Stephen Walsh (39), of Portland Close, Portland Row, pleaded guilty at Dublin Circuit Criminal Court to assault causing harm to Maria Sunner at their home on Poplar Row, Ballybough on November 24th, 2013.
He has 32 previous convictions including for robbery, handling stolen goods and breaching a barring order taken out by the victim.
Judge Martin Nolan said the attack involved punching, pulling, dragging, kicking and stamping on Ms Sunner while she lay on the ground.
Surgical intervention
He said her injuries were serious and she needed surgical intervention to put plates and bolts into her knee. He noted she has also been left with a disfiguring scar.
Judge Nolan backdated the three-year jail term to when Walsh went into custody last June.
Garda Declan Crushell told Kerida Naidoo BL, prosecuting, that a row began between Walsh and Ms Sunner when he tried to leave their home with a box which she said had money in it that she was saving for the children for Christmas.
Ms Sunner was trying to get the box from him when he punched her and knocked her back against the front door.
Walsh then grabbed Ms Sunner’s hair and dragged her into the sitting room where she said Walsh was “kicking, booting and boxing me”.
Begged to stop
She said she begged him to stop as her niece was standing nearby holding the couple’s daughter in her arms. Walsh then left but Ms Sunner followed him in an attempt to get the money from him.

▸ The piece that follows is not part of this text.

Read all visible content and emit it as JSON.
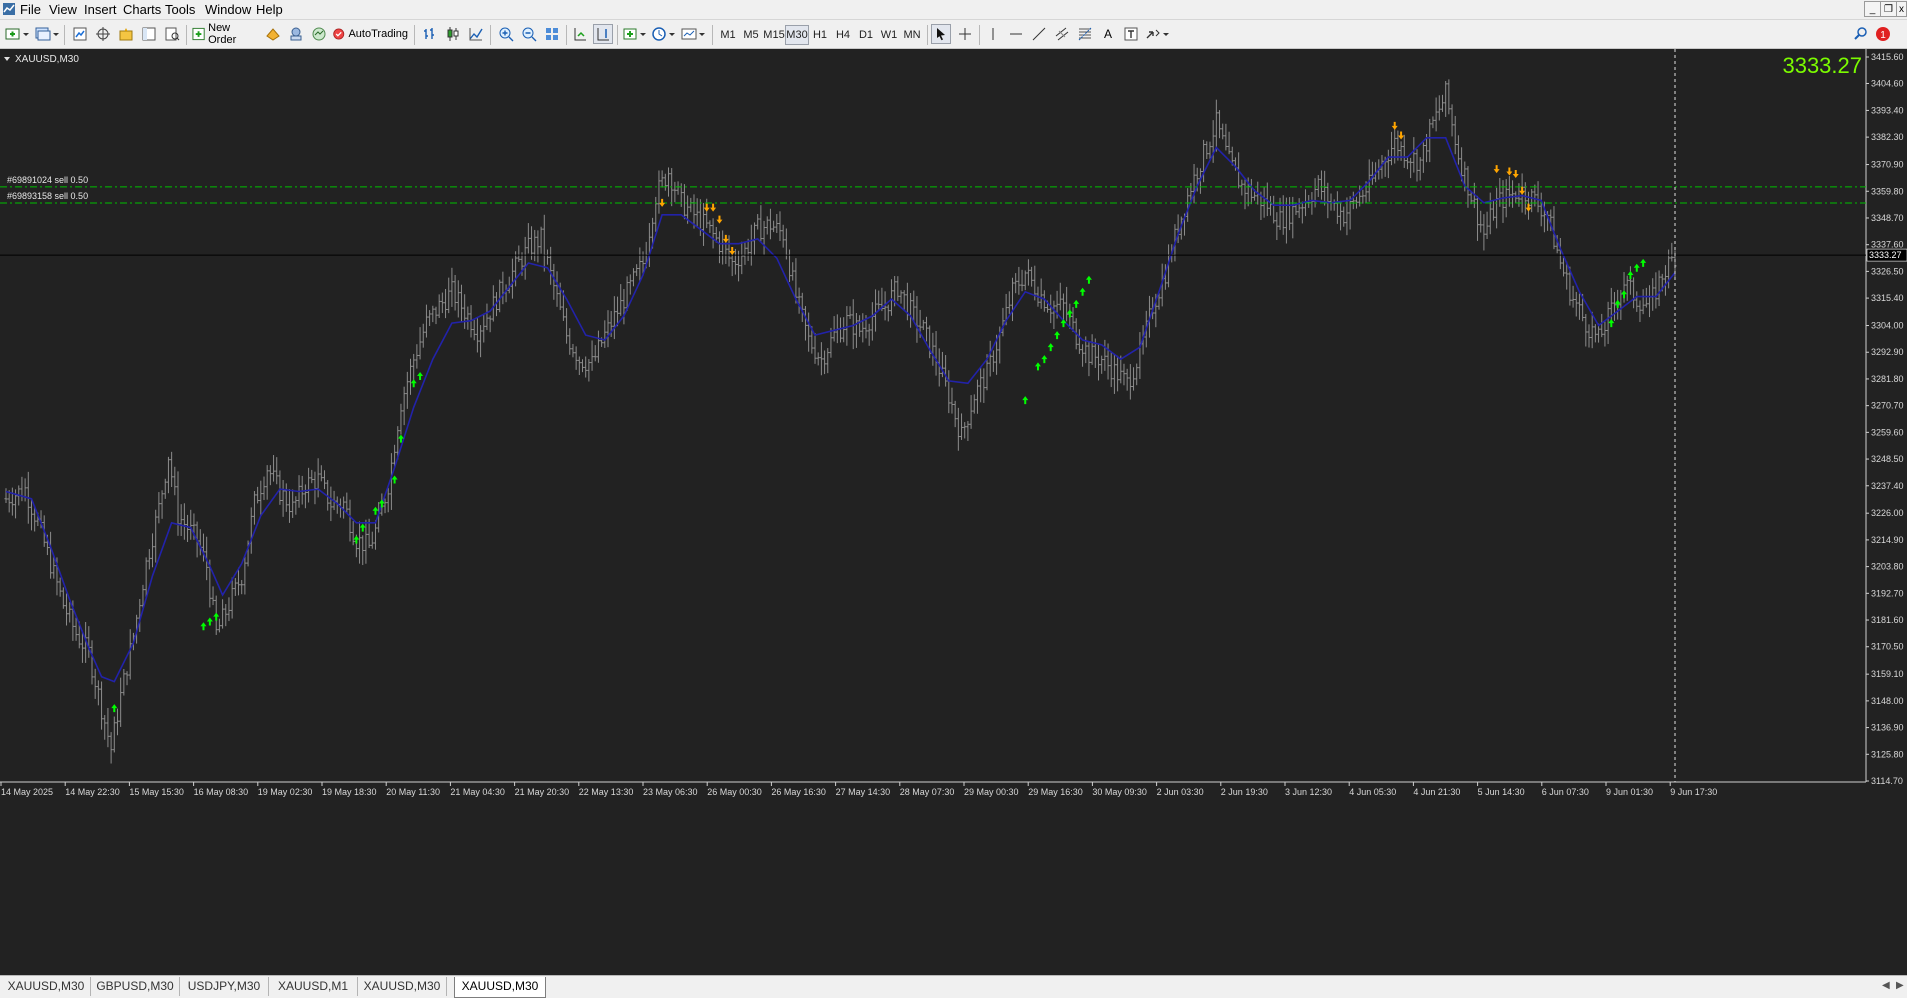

She later told gardaí he then picked her up by the hips and slammed her into the ground, “like you would see in wrestling”, before he continued to kick her while her leg was pushed up against a balcony railing. A neighbour then came to her assistance and the assault ended.
She was taken to hospital, where she underwent surgery and remained for five days. A victim impact report was handed into court but not read out.

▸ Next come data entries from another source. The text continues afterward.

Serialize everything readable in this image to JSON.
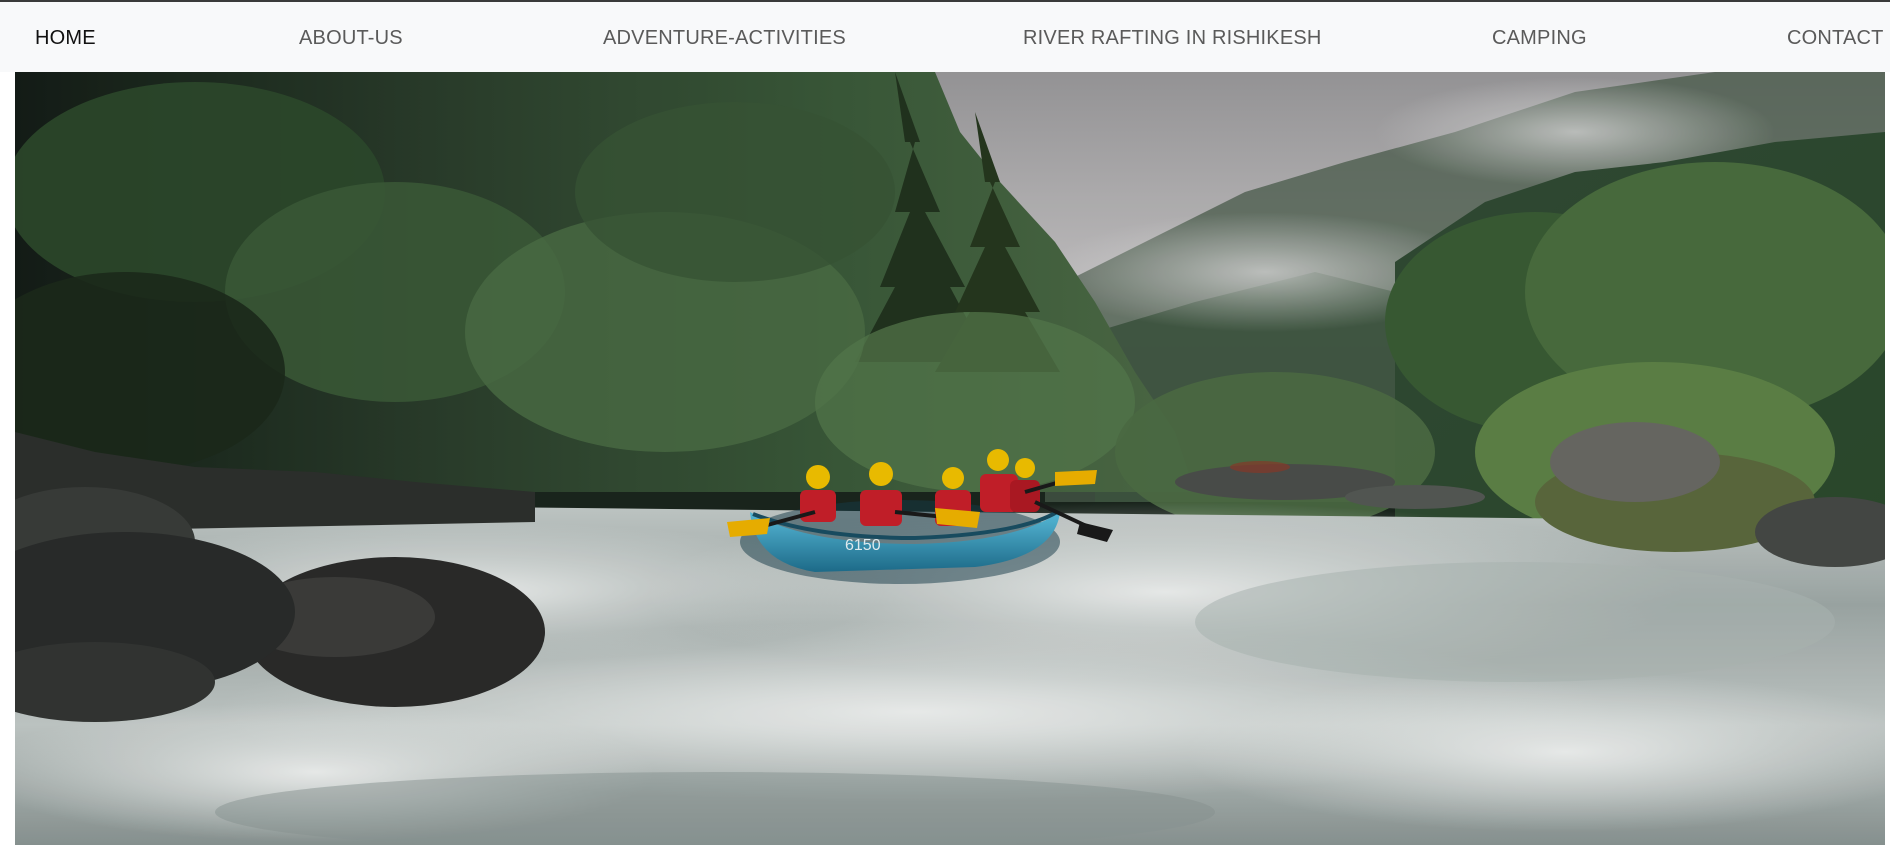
{
  "navbar": {
    "items": [
      {
        "label": "HOME",
        "active": true
      },
      {
        "label": "ABOUT-US",
        "active": false
      },
      {
        "label": "ADVENTURE-ACTIVITIES",
        "active": false
      },
      {
        "label": "RIVER RAFTING IN RISHIKESH",
        "active": false
      },
      {
        "label": "CAMPING",
        "active": false
      },
      {
        "label": "CONTACT",
        "active": false
      }
    ]
  },
  "hero": {
    "image_subject": "white-water-rafting-photo",
    "raft_label": "6150"
  },
  "colors": {
    "navbar_bg": "#f8f9fa",
    "nav_active": "#111111",
    "nav_inactive": "#5a5a5a",
    "raft": "#3aa3c9",
    "life_jacket": "#c8202a",
    "helmet": "#f2c200",
    "paddle": "#f0b400"
  }
}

Walsh was arrested and later suggested there was “an element of self-defence” during what he claimed was a disagreement. He later claimed Ms Sunner had slipped and fallen.
Crack cocaine
Anne Marie Lawlor BL, defending, told Judge Nolan that although her client is not using it as an excuse for his behaviour that day, he was abusing crack cocaine to “an extraordinary extent”.
She said he had written a letter of apology to Ms Sunner in which he said their relationship had come to an end “over my cowardly actions”.
He said the amount of undue stress he caused her and his children is something he will have to learn to live with every day.
He wished her a good recovery “both physically and emotionally” and hoped that one day she will accept how truly sorry he is.
Ms Lawlor said Walsh has used his time in custody well, completing a number of courses and a sponsored run.
“He has put his head down and done whatever he needed in terms of tackling his rehabilitation. His whole world has been turned on its head,” counsel submitted.